Ce qui me plaît aussi, c'est qu'Uhtred est toujours partagé entre ses deux cultures et qu'on ne sait jamais laquelle va finir par prendre le dessus. De plus, il est toujours en quête de récupérer sa terre de Bebbanburg et à chaque aventure, on a l'impression qu'il s'en éloigne un peu plus. Va-t-il un jour récupérer ce qui lui appartient ?

Une fois de plus, dans cette quatrième aventure, un personnage féminin prend de l'importance : Aethelflaed. Bernard Cornwell aime donner un rôle important à une femme, qui souvent  au départ est plus ou moins soumise, voire victime, mais qui finit toujours par révéler sa vraie personnalité de femme forte et déterminée. On n'a pas la caricature à laquelle on peut s'attendre à cette époque, d'une femme apeurée et entièrement soumise à son mari et qui se pâme devant les chevaliers.

Alors oui, certains peuvent penser que le héros de ces chroniques est lassant car c'est un guerrier invincible au combat et qu'il est vraiment arrogant. Mais si l'on regarde bien, on constate qu'il a perdu beaucoup de ses proches et de ses illusions, qu'il a été réduit en esclavage, que cet homme a été dépossédé de son héritage et qu'il est peu considéré par un roi qui lui doit la vie. Je trouve plutôt que c'est un homme avec ses fêlures et ses faiblesses mais qui ne lâche rien, et qui décide toujours d'avancer au lieu de se morfondre.

Cornwell arrive à rendre compréhensible un contexte historique compliqué où les alliances entre les royaumes changeaient au gré des intérêts de chacun.

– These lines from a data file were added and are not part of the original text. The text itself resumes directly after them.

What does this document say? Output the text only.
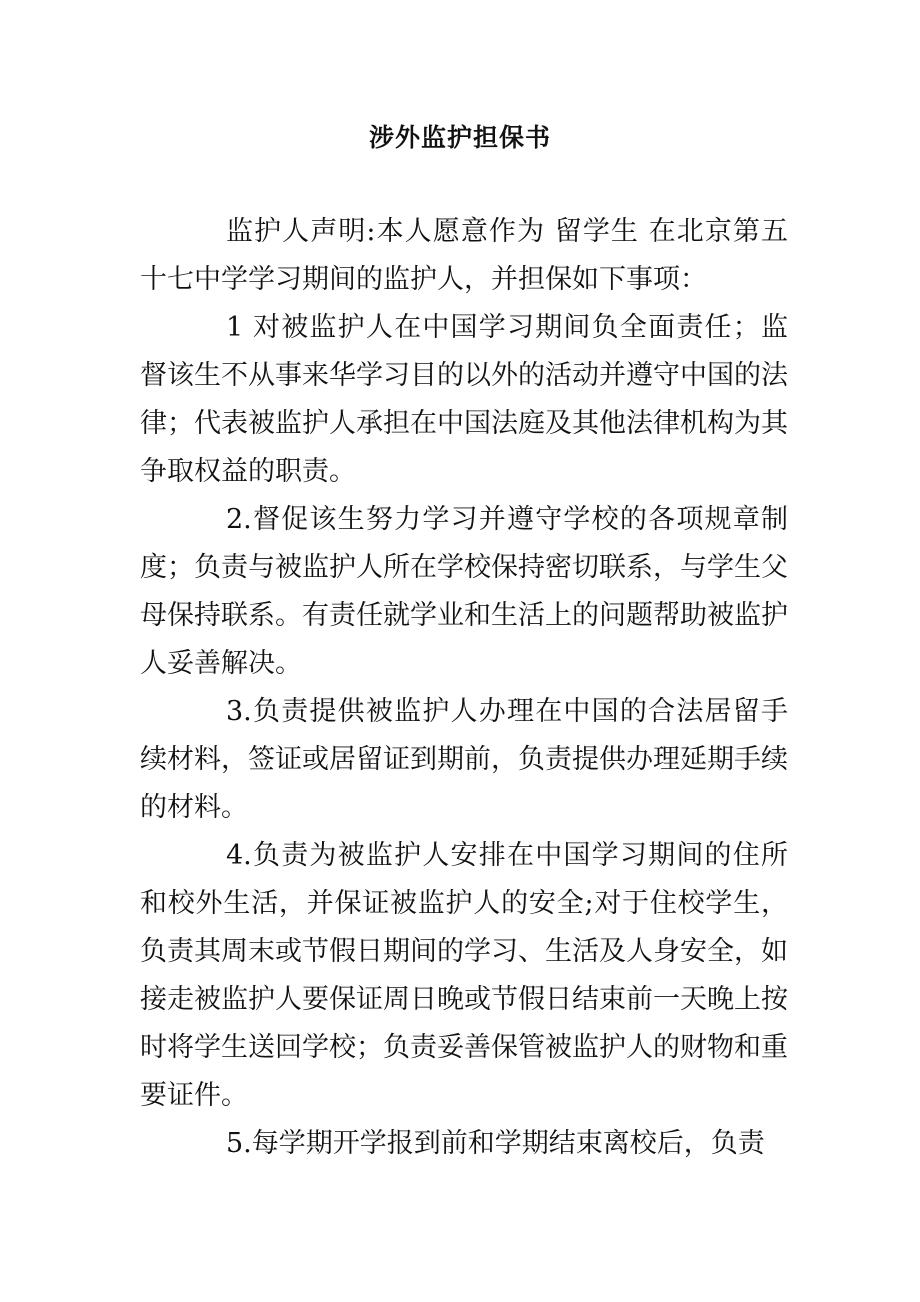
涉外监护担保书

监护人声明:本人愿意作为 留学生 在北京第五十七中学学习期间的监护人，并担保如下事项：

1 对被监护人在中国学习期间负全面责任；监督该生不从事来华学习目的以外的活动并遵守中国的法律；代表被监护人承担在中国法庭及其他法律机构为其争取权益的职责。

2.督促该生努力学习并遵守学校的各项规章制度；负责与被监护人所在学校保持密切联系，与学生父母保持联系。有责任就学业和生活上的问题帮助被监护人妥善解决。

3.负责提供被监护人办理在中国的合法居留手续材料，签证或居留证到期前，负责提供办理延期手续的材料。

4.负责为被监护人安排在中国学习期间的住所和校外生活，并保证被监护人的安全;对于住校学生，负责其周末或节假日期间的学习、生活及人身安全，如接走被监护人要保证周日晚或节假日结束前一天晚上按时将学生送回学校；负责妥善保管被监护人的财物和重要证件。

5.每学期开学报到前和学期结束离校后，负责
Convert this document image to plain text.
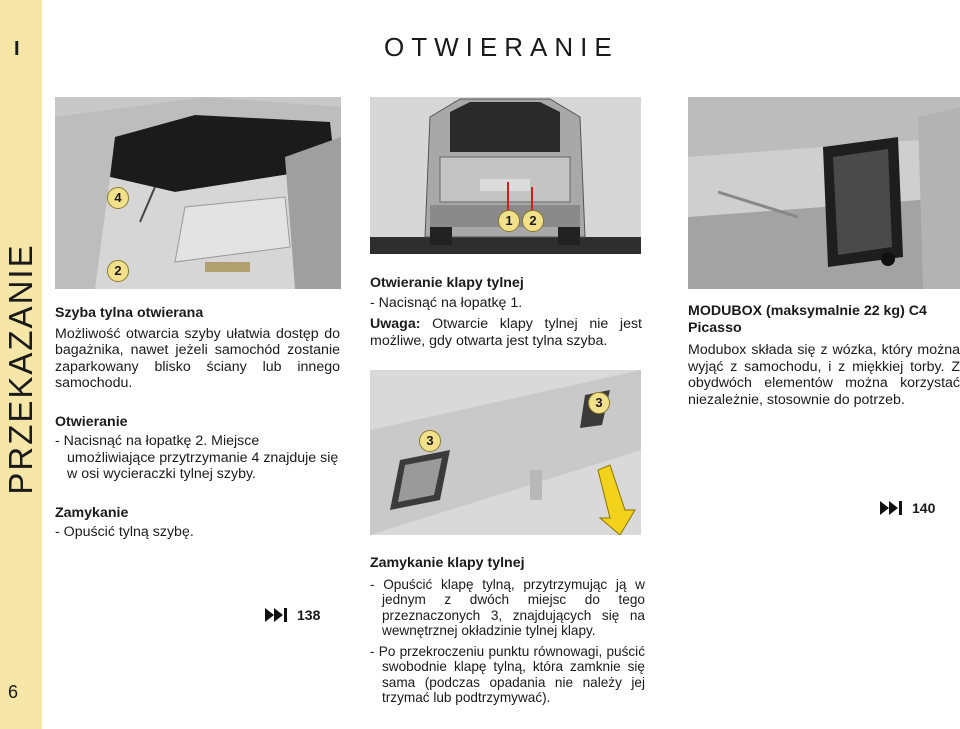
I
PRZEKAZANIE
6
OTWIERANIE
4
2
Szyba tylna otwierana
Możliwość otwarcia szyby ułatwia dostęp do bagażnika, nawet jeżeli samochód zostanie zaparkowany blisko ściany lub innego samochodu.
Otwieranie
- Nacisnąć na łopatkę 2. Miejsce umożliwiające przytrzymanie 4 znajduje się w osi wycieraczki tylnej szyby.
Zamykanie
- Opuścić tylną szybę.
138
1	2
Otwieranie klapy tylnej
- Nacisnąć na łopatkę 1.
Uwaga: Otwarcie klapy tylnej nie jest możliwe, gdy otwarta jest tylna szyba.
3
3
Zamykanie klapy tylnej
- Opuścić klapę tylną, przytrzymując ją w jednym z dwóch miejsc do tego przeznaczonych 3, znajdujących się na wewnętrznej okładzinie tylnej klapy.
- Po przekroczeniu punktu równowagi, puścić swobodnie klapę tylną, która zamknie się sama (podczas opadania nie należy jej trzymać lub podtrzymywać).
MODUBOX (maksymalnie 22 kg) C4 Picasso
Modubox składa się z wózka, który można wyjąć z samochodu, i z miękkiej torby. Z obydwóch elementów można korzystać niezależnie, stosownie do potrzeb.
140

Même si certains personnages sont imaginaires, la plupart sont réels et les faits relatés ont vraiment eu lieu et sont assez proches de la réalité historique.

Je n'ai pas lâché ce tome 4, il est efficace et se lit rapidement. C'est parfaitement adapté pour la télévision ou le cinéma, d'ailleurs la remarque de The Observer en quatrième de couverture est pertinente et résume parfaitement cette saga : "Game of Thrones dans le monde réel".